BTW, Hugo Larochelle writes notes on different papers, and he has written and made publicly available Notes on Importance Weighted Autoencoders.

### Variational inference for Monte Carlo objectives

As I said in the introduction, IWAE has been "generalized" to discrete variables — a case when one can not employ the reparametrization trick, and instead has to somehow reduce high variance of a score function-based estimator. Previously, during our discussion of the Blackbox VI and variance reduction techniques we covered NVIL (Neural Variational Inference and Learning) estimator, which uses another neural network to estimate marginal likelihood and reduce the variance. This work is built upon a similar idea.

First, let's derive score-function-based gradients for variational parameters $\Lambda$ (where $w$ now is defined as $w(x, z, \Theta, \Lambda) = \frac{p(x, z \mid \Theta)}{q(z \mid x, \Lambda)}$, and $\hat w$ is a normalized across all samples $z_{1\dots K}$ version):

$$ \begin{align} \nabla_\Lambda \mathcal{L}_K(\Theta, \Lambda) &= \nabla_\Lambda \E_{q(z_1, \dots, z_K \mid x, \Lambda)} \log \frac{1}{K} \sum_{k=1}^K w(x, z_k, \Theta, \Lambda) \\ &= \nabla_\Lambda \int q(z_1, \dots, z_K \mid x, \Lambda) \log \frac{1}{K} \sum_{k=1}^K w(x, z_k, \Theta, \Lambda) \; dz_1 \dots dz_K \\ &= \E_{q(z_1, \dots, z_K \mid x, \Lambda)} \left[ \sum_{k=1}^K \nabla_\Lambda \log q(z_k \mid x, \Lambda) \log \frac{1}{K} \sum_{k=1}^K w(x, z_k, \Theta, \Lambda) \right] \\ & \quad+ \E_{q(z_1, \dots, z_K \mid x, \Lambda)} \nabla_\Lambda \log \sum_{k=1}^K w(x, z_k, \Theta, \Lambda) \\ &= \E_{q(z_1, \dots, z_K \mid x, \Lambda)} \left[ \sum_{k=1}^K \nabla_\Lambda \log q(z_k \mid x, \Lambda) \log \frac{1}{K} \sum_{k=1}^K w(x, z_k, \Theta, \Lambda) \right] \\ & \quad+ \E_{q(z_1, \dots, z_K \mid x, \Lambda)} \left[ \sum_{k=1}^K \hat w_k(x, z_{1 \dots K}, \Theta, \Lambda) \nabla_\Lambda \log w(x, z_k, \Theta, \Lambda) \right] \end{align} $$

The second term is exactly the gradient of the reparametrized case, and it does not cause us any troubles.
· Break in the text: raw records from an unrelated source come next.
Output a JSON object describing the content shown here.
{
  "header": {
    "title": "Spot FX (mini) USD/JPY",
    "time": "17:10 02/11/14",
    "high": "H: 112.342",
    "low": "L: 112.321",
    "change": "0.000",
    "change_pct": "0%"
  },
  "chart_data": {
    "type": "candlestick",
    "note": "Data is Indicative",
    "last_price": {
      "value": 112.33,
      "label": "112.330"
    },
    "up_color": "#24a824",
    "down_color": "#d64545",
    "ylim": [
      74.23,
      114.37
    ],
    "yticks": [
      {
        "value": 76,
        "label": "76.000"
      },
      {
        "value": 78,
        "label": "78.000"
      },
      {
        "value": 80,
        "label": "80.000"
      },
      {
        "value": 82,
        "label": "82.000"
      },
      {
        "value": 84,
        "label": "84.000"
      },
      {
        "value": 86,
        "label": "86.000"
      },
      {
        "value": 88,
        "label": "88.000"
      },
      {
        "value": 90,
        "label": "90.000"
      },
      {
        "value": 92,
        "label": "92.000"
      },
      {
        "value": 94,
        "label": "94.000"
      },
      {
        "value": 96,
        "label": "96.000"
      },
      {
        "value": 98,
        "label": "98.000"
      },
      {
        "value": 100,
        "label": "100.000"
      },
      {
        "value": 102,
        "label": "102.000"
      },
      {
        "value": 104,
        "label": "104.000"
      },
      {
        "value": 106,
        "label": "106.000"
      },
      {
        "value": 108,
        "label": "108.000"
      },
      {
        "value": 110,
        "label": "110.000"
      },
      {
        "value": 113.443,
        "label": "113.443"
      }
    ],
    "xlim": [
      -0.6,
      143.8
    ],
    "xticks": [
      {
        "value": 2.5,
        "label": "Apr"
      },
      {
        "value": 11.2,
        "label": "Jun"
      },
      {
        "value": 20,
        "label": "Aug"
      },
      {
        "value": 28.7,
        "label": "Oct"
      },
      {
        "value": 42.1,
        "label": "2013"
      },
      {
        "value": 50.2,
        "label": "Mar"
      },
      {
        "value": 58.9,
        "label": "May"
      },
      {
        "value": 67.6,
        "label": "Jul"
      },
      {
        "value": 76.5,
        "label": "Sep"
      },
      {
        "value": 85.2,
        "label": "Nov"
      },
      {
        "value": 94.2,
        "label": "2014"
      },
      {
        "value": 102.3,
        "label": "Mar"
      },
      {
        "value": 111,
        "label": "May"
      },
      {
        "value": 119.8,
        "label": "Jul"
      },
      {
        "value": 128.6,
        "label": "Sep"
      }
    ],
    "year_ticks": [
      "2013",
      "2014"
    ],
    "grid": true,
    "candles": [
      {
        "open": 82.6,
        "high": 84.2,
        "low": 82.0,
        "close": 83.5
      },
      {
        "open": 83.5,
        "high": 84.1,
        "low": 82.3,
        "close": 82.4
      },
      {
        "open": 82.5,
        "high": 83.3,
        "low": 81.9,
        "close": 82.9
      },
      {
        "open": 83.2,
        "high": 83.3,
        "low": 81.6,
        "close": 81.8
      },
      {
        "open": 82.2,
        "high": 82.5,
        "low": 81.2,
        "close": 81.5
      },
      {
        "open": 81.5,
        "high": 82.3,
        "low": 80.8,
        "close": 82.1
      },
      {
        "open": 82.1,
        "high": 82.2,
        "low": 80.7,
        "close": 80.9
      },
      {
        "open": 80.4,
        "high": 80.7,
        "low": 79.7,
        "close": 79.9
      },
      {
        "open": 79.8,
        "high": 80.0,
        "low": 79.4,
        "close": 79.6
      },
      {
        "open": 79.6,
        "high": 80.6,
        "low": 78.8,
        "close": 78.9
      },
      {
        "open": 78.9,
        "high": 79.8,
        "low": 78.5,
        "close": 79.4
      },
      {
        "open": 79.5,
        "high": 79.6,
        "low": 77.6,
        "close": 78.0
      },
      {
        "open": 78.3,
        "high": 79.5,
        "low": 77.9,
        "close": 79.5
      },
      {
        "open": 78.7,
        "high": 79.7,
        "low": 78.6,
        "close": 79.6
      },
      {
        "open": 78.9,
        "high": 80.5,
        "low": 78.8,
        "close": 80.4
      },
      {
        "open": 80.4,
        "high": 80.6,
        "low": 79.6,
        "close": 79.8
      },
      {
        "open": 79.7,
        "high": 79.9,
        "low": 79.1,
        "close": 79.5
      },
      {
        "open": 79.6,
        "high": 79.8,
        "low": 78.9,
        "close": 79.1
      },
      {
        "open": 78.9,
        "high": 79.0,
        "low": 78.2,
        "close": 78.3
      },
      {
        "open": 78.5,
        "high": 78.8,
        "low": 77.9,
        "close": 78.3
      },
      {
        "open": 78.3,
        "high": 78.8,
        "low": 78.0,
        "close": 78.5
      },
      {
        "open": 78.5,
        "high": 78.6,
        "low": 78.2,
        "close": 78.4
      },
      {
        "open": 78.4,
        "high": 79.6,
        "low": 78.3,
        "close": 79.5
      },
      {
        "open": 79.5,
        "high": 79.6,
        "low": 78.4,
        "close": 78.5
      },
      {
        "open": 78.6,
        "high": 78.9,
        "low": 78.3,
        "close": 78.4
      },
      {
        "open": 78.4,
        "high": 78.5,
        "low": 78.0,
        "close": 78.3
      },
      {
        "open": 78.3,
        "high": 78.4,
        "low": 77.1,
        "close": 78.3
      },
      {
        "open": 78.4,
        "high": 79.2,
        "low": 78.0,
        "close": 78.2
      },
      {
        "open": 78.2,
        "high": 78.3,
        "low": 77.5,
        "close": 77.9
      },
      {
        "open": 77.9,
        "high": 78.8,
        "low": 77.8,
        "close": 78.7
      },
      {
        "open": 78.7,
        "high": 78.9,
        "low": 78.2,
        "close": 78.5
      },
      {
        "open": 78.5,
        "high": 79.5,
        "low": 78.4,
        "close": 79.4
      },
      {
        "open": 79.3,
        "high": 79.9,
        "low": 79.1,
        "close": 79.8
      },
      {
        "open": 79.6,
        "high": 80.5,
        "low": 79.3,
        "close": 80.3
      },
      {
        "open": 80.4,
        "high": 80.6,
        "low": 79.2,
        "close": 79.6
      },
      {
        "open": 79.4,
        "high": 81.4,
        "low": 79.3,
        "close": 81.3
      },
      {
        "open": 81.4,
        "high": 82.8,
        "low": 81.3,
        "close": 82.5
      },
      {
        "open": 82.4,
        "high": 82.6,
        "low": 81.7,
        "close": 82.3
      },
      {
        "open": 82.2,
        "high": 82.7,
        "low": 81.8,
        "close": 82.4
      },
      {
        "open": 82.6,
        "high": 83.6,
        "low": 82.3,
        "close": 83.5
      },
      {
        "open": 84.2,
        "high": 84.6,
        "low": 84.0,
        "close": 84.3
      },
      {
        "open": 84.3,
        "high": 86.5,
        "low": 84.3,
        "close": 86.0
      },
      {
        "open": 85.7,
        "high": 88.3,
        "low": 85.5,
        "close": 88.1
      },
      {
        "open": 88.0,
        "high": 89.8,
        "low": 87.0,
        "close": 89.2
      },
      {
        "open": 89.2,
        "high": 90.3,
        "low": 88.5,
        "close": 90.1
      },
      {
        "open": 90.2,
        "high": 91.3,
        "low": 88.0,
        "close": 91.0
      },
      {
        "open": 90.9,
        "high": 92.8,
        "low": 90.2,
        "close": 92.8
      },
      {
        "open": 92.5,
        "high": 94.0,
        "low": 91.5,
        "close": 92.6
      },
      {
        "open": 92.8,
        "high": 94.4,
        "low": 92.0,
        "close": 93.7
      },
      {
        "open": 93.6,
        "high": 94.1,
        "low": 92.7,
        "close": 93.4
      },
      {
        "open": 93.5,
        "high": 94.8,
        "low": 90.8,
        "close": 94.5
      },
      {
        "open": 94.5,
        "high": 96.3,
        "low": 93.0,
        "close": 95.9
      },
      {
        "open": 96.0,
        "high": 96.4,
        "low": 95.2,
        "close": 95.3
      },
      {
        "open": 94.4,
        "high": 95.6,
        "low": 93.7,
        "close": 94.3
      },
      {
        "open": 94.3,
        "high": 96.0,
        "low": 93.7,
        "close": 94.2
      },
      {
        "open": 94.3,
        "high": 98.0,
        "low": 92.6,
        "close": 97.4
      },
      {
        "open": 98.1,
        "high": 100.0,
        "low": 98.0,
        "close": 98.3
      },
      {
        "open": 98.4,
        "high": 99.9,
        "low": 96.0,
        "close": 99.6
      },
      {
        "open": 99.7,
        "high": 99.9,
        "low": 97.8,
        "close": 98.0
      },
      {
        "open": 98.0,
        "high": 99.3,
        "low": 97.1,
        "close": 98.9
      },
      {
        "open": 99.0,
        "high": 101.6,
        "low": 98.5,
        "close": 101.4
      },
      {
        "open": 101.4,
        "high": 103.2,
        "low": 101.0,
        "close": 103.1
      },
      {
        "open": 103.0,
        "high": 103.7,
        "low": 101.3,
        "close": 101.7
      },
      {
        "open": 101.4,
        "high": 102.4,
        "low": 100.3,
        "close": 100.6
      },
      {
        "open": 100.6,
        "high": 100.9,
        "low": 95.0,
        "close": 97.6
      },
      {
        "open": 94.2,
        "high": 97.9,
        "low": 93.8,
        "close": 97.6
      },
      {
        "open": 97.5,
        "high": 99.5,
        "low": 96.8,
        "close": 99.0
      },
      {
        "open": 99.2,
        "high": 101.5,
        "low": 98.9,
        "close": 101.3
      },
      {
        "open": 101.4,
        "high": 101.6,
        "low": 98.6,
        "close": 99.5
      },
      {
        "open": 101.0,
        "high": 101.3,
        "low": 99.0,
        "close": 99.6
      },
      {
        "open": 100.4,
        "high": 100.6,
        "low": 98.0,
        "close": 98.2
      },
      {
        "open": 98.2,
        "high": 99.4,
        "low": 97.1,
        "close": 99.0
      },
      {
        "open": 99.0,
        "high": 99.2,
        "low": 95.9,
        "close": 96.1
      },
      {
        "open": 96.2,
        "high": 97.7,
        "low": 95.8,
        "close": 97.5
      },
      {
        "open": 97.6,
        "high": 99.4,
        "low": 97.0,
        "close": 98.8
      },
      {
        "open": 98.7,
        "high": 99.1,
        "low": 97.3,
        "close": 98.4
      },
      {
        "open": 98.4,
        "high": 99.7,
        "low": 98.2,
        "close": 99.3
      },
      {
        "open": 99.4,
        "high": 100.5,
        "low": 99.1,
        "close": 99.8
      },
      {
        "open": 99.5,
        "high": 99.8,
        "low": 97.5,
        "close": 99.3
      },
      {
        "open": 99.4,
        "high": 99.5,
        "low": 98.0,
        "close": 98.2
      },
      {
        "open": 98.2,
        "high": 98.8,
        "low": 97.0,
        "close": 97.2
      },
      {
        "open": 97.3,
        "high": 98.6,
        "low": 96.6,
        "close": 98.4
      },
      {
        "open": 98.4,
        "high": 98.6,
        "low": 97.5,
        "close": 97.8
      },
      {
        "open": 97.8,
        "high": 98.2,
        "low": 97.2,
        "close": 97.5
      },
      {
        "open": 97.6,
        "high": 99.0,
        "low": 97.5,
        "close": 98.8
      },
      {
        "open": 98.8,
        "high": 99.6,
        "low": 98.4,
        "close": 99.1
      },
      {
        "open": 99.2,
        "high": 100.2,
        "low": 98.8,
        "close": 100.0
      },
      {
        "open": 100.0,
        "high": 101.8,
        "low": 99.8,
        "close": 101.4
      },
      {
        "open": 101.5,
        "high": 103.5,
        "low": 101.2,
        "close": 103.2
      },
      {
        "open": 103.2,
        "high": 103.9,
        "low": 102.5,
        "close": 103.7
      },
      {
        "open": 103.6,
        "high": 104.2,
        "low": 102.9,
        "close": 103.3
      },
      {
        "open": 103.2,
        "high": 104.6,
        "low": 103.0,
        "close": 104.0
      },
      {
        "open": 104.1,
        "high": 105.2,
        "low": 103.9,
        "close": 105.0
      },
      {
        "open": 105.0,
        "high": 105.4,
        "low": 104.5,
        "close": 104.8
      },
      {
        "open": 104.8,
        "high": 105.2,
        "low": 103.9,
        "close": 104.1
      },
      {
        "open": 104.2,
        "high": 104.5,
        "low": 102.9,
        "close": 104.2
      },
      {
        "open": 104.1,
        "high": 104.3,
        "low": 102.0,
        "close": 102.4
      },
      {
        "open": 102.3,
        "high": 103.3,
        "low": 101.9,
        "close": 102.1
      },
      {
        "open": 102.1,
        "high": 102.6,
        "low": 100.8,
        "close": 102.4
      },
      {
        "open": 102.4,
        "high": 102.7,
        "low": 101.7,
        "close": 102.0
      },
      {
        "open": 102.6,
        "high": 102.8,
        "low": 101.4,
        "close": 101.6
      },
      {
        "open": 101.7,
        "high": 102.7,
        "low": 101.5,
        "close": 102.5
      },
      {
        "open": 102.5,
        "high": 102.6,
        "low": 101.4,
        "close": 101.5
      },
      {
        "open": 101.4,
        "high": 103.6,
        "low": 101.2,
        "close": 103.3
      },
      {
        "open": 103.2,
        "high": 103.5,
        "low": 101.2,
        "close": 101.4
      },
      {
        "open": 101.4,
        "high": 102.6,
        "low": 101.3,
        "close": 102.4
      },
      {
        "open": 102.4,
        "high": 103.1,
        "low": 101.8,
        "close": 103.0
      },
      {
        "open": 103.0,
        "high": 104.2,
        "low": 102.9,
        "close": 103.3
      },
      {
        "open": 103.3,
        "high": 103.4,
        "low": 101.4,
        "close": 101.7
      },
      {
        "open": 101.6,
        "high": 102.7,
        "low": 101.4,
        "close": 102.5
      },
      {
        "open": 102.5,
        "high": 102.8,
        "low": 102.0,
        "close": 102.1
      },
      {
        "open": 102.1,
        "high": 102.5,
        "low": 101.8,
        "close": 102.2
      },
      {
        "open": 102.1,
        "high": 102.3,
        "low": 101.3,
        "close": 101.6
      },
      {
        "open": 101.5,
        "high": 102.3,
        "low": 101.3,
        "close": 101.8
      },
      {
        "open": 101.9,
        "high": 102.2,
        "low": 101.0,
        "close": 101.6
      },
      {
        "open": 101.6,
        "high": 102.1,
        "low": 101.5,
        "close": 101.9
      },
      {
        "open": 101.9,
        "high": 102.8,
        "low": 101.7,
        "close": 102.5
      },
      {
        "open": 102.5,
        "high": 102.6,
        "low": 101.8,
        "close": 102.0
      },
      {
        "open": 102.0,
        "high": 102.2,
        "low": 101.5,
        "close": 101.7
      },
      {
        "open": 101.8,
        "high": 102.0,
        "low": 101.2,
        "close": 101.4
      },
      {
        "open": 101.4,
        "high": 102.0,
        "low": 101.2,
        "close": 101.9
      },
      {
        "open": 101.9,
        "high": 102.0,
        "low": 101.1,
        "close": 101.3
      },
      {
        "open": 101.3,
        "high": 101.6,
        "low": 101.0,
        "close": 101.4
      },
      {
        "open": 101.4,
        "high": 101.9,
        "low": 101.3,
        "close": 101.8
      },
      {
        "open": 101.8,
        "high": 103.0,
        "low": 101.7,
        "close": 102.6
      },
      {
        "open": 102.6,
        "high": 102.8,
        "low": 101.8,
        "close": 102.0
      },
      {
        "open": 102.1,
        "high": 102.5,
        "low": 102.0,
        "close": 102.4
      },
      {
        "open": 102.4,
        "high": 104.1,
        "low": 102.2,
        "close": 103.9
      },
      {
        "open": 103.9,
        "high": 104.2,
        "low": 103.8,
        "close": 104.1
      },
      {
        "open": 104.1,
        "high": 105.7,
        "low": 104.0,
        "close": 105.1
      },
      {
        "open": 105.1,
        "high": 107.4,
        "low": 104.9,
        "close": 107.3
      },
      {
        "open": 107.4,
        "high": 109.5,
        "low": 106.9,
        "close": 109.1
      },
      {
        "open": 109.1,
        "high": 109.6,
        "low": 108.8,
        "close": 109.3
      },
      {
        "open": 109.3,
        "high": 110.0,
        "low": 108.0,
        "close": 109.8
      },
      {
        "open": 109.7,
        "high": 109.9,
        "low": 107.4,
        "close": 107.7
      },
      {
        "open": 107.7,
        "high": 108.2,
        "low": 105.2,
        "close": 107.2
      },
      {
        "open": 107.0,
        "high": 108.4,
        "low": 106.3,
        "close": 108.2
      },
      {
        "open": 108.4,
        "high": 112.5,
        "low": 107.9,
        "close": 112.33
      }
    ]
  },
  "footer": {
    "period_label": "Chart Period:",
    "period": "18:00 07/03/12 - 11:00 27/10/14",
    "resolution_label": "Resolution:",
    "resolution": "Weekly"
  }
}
The first term, however has some issues.

First, it does not distinguish individual samples' contributions: indeed, gradients for all samples have the same weight of $\log \tfrac{1}{K} \sum_{k=1}^K w(x, z_k, \Theta, \Lambda)$ (called the *learning signal*) regardless of how probable they're in terms of the true posterior (that is, how well they describe an observation $x$). Compare it with the second term, where gradient for each sample $z_k$ is weighted in proportion to its importance weight $\hat w_k$.

Second problem is that the learning signal is unbounded, and can be quite high. Again, the second term does not suffer this as importance weights $\hat w_k$ are normalized to sum to 1.

One can use the NVIL estimator we've discussed previously to reduce the variance due to large magnitude of a learning signal. However, it does not address the problem of all gradients having the same weight. For this the authors propose to introduce per-sample baselines that minimize dependencies between samples.

This paper has also caught Dr. Larochelle's attention: Notes on Variational inference for Monte Carlo objectives.